The calyx is 2–7 mm long at flowering and 3–9 mm long at fruiting, lobed to half to three-quarters of its length, and densely covered in mostly antrorse (retrorse near the base), mostly patent and flexuous hairs. The corolla is white, up to 13 mm in diameter, with a cylindrical tube, petals that are narrowly ovate, obovate or broadly obovate, and small yellow scales alternating with the petals. The anthers are fully exserted above the scales. The four smooth, shiny, light to dark brown nutlets are 1.8–2.5 mm long by 1.0–1.3 mm wide and narrowly ovoid or ovoid in shape. It flowers and fruits from November–February.

== Taxonomy and etymology ==
Myosotis brockiei is in the plant family Boraginaceae and was described by Lucy Moore and Margaret J.A. Simpson. It is morphologically similar to other ebracteate-erect species, especially another species also endemic the Western Nelson area on the South Island, Myosotis concinna. In fact, prior to the description of M. brockiei, several botanists, including Thomas Cheeseman and Lucy Moore, included it within the circumscription of M. concinna.
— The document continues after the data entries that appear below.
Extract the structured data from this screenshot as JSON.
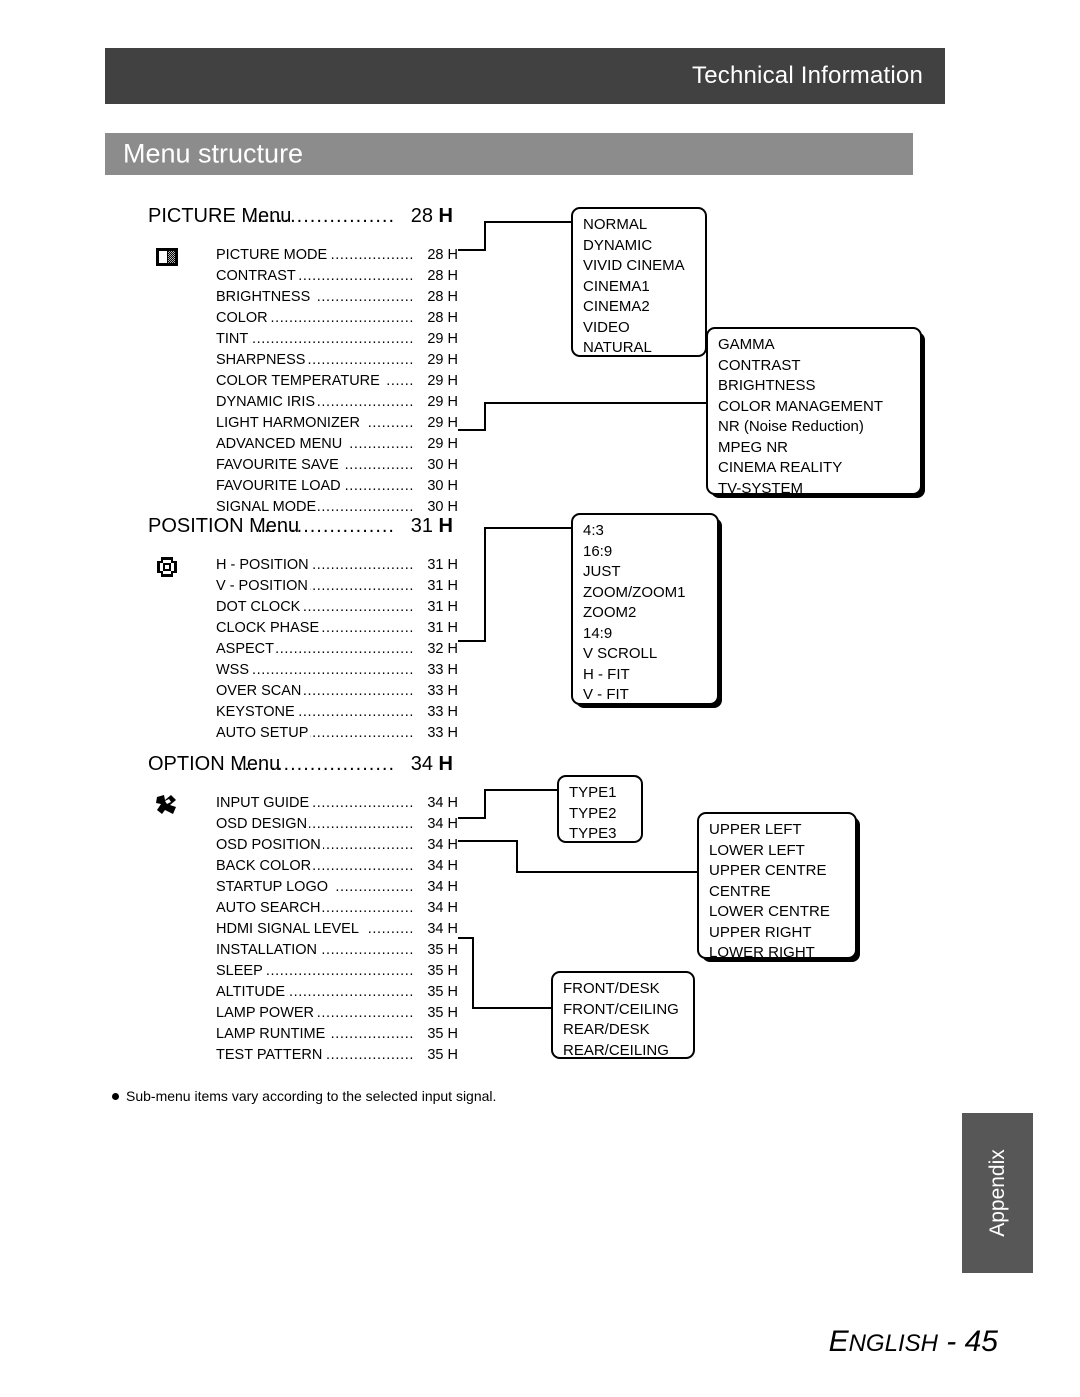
{
  "header": {
    "title": "Technical Information",
    "section_title": "Menu structure",
    "dark_bar_color": "#414141",
    "section_bar_color": "#8c8c8c"
  },
  "menus": [
    {
      "id": "picture",
      "heading": "PICTURE Menu",
      "heading_dots": "......................",
      "heading_page": "28",
      "heading_unit": "H",
      "icon": "picture-mode-icon",
      "items": [
        {
          "label": "PICTURE MODE",
          "dots": "...................",
          "page": "28 H"
        },
        {
          "label": "CONTRAST",
          "dots": "..........................",
          "page": "28 H"
        },
        {
          "label": "BRIGHTNESS",
          "dots": ".....................",
          "page": "28 H"
        },
        {
          "label": "COLOR",
          "dots": "..................................",
          "page": "28 H"
        },
        {
          "label": "TINT",
          "dots": "......................................",
          "page": "29 H"
        },
        {
          "label": "SHARPNESS",
          "dots": ".......................",
          "page": "29 H"
        },
        {
          "label": "COLOR TEMPERATURE",
          "dots": "......",
          "page": "29 H"
        },
        {
          "label": "DYNAMIC IRIS",
          "dots": ".....................",
          "page": "29 H"
        },
        {
          "label": "LIGHT HARMONIZER",
          "dots": "..........",
          "page": "29 H"
        },
        {
          "label": "ADVANCED MENU",
          "dots": "..............",
          "page": "29 H"
        },
        {
          "label": "FAVOURITE SAVE",
          "dots": "...............",
          "page": "30 H"
        },
        {
          "label": "FAVOURITE LOAD",
          "dots": "...............",
          "page": "30 H"
        },
        {
          "label": "SIGNAL MODE",
          "dots": ".....................",
          "page": "30 H"
        }
      ]
    },
    {
      "id": "position",
      "heading": "POSITION Menu",
      "heading_dots": ".....................",
      "heading_page": "31",
      "heading_unit": "H",
      "icon": "position-frame-icon",
      "items": [
        {
          "label": "H - POSITION",
          "dots": ".......................",
          "page": "31 H"
        },
        {
          "label": "V - POSITION",
          "dots": ".......................",
          "page": "31 H"
        },
        {
          "label": "DOT CLOCK",
          "dots": ".........................",
          "page": "31 H"
        },
        {
          "label": "CLOCK PHASE",
          "dots": "....................",
          "page": "31 H"
        },
        {
          "label": "ASPECT",
          "dots": "................................",
          "page": "32 H"
        },
        {
          "label": "WSS",
          "dots": "......................................",
          "page": "33 H"
        },
        {
          "label": "OVER SCAN",
          "dots": "........................",
          "page": "33 H"
        },
        {
          "label": "KEYSTONE",
          "dots": "..........................",
          "page": "33 H"
        },
        {
          "label": "AUTO SETUP",
          "dots": ".......................",
          "page": "33 H"
        }
      ]
    },
    {
      "id": "option",
      "heading": "OPTION Menu",
      "heading_dots": "........................",
      "heading_page": "34",
      "heading_unit": "H",
      "icon": "option-tool-icon",
      "items": [
        {
          "label": "INPUT GUIDE",
          "dots": "......................",
          "page": "34 H"
        },
        {
          "label": "OSD DESIGN",
          "dots": "........................",
          "page": "34 H"
        },
        {
          "label": "OSD POSITION",
          "dots": ".....................",
          "page": "34 H"
        },
        {
          "label": "BACK COLOR",
          "dots": "......................",
          "page": "34 H"
        },
        {
          "label": "STARTUP LOGO",
          "dots": ".................",
          "page": "34 H"
        },
        {
          "label": "AUTO SEARCH",
          "dots": "....................",
          "page": "34 H"
        },
        {
          "label": "HDMI SIGNAL LEVEL",
          "dots": "..........",
          "page": "34 H"
        },
        {
          "label": "INSTALLATION",
          "dots": "....................",
          "page": "35 H"
        },
        {
          "label": "SLEEP",
          "dots": "..................................",
          "page": "35 H"
        },
        {
          "label": "ALTITUDE",
          "dots": "............................",
          "page": "35 H"
        },
        {
          "label": "LAMP POWER",
          "dots": "......................",
          "page": "35 H"
        },
        {
          "label": "LAMP RUNTIME",
          "dots": "..................",
          "page": "35 H"
        },
        {
          "label": "TEST PATTERN",
          "dots": "...................",
          "page": "35 H"
        }
      ]
    }
  ],
  "callouts": [
    {
      "id": "picture-mode-options",
      "source": "PICTURE MODE",
      "shadowed": false,
      "lines": [
        "NORMAL",
        "DYNAMIC",
        "VIVID CINEMA",
        "CINEMA1",
        "CINEMA2",
        "VIDEO",
        "NATURAL"
      ]
    },
    {
      "id": "advanced-menu-options",
      "source": "ADVANCED MENU",
      "shadowed": true,
      "lines": [
        "GAMMA",
        "CONTRAST",
        "BRIGHTNESS",
        "COLOR MANAGEMENT",
        "NR (Noise Reduction)",
        "MPEG NR",
        "CINEMA REALITY",
        "TV-SYSTEM"
      ]
    },
    {
      "id": "aspect-options",
      "source": "ASPECT",
      "shadowed": true,
      "lines": [
        "4:3",
        "16:9",
        "JUST",
        "ZOOM/ZOOM1",
        "ZOOM2",
        "14:9",
        "V SCROLL",
        "H - FIT",
        "V - FIT"
      ]
    },
    {
      "id": "osd-design-options",
      "source": "OSD DESIGN",
      "shadowed": false,
      "lines": [
        "TYPE1",
        "TYPE2",
        "TYPE3"
      ]
    },
    {
      "id": "osd-position-options",
      "source": "OSD POSITION",
      "shadowed": true,
      "lines": [
        "UPPER LEFT",
        "LOWER LEFT",
        "UPPER CENTRE",
        "CENTRE",
        "LOWER CENTRE",
        "UPPER RIGHT",
        "LOWER RIGHT"
      ]
    },
    {
      "id": "installation-options",
      "source": "INSTALLATION",
      "shadowed": false,
      "lines": [
        "FRONT/DESK",
        "FRONT/CEILING",
        "REAR/DESK",
        "REAR/CEILING"
      ]
    }
  ],
  "footnote": "Sub-menu items vary according to the selected input signal.",
  "footer": {
    "tab_label": "Appendix",
    "language_first": "E",
    "language_rest": "NGLISH",
    "separator": " - ",
    "page_number": "45"
  }
}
In the paper describing M. brockiei, the authors distinguish M. brockiei from M. concinna by its longer infructescences, a calyx that is longer than the corolla tube, corolla lobes that are small and ovate, and corollas that are white and non-fragrant, and smaller, ovoid and lighter colored nutlets. A more recent study showed that there are four characters that can distinguish Myosotis brockiei from M. concinna, i.e. white corollas, and hairs on the rosette leaves that are erect on the margins, oriented oblique to the mid vein on the underside of the blade, and oriented perpendicular to the mid vein on the midvein itself on the underside of the leaf.
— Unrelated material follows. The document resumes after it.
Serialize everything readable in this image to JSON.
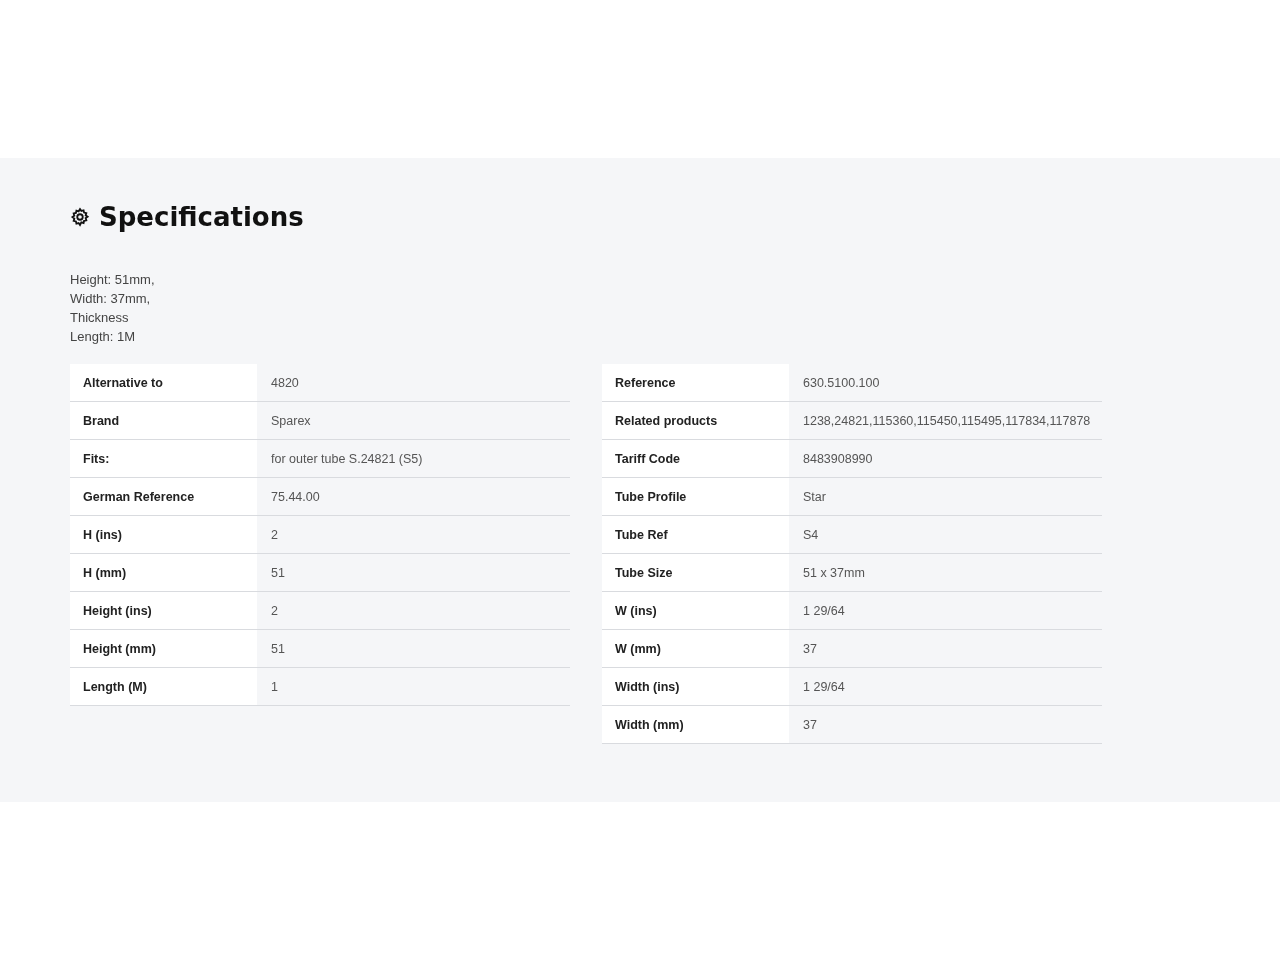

The holotype specimen of Myosotis brockiei was collected from Gorge of the Cobb River, Western Nelson, South Island, New Zealand by W.B. Brockie and is lodged at Manaaki Whenua - Landcare Research Allan Herbarium (CHR 233859/A), where there is also an isotype (CHR 233860). The specific epithet, brockiei, honors the collector of the type specimen, Walter Boa Brockie (1897–1972) who was a New Zealand botanist and horticulturist.

=== Subspecies ===

Two subspecies are recognized: Myosotis brockiei subsp. brockiei and M. brockiei subsp. dysis. The subspecies are allopatric, and can be distinguished from one another based on habit, hairs on the scape, and rosette leaf apex shape.

=== Phylogeny ===
M. brockiei was shown to be a part of the monophyletic southern hemisphere lineage of Myosotis in phylogenetic analyses of standard DNA sequencing markers (nuclear ribosomal DNA and chloroplast DNA regions). Within the southern hemisphere lineage, species relationships were not well resolved. The sequenced individuals of M. brockiei (between one and five individuals depending on DNA marker and analyses) grouped with each other and with other ebracteate-erect species from the same geographical area (Western Nelson) in the nuclear ribosomal DNA analyses, forming two groups in the chloroplast DNA analyses.

== Distribution and habitat ==
M. brockiei is a forget-me-not endemic to coastal to subalpine Western Nelson, South Island, New Zealand from 0–1220 m above sea level. It is found on rocks, ledges, faces of cliffs, or outcrops, on limestone or other calcicolous substrates, or on ultramafics.

== Conservation status ==
The species is listed as At Risk - Naturally Uncommon on the most recent assessment (2017-2018) under the New Zealand Threatened Classification system for plants, with the qualifier "RR" (Range Restricted).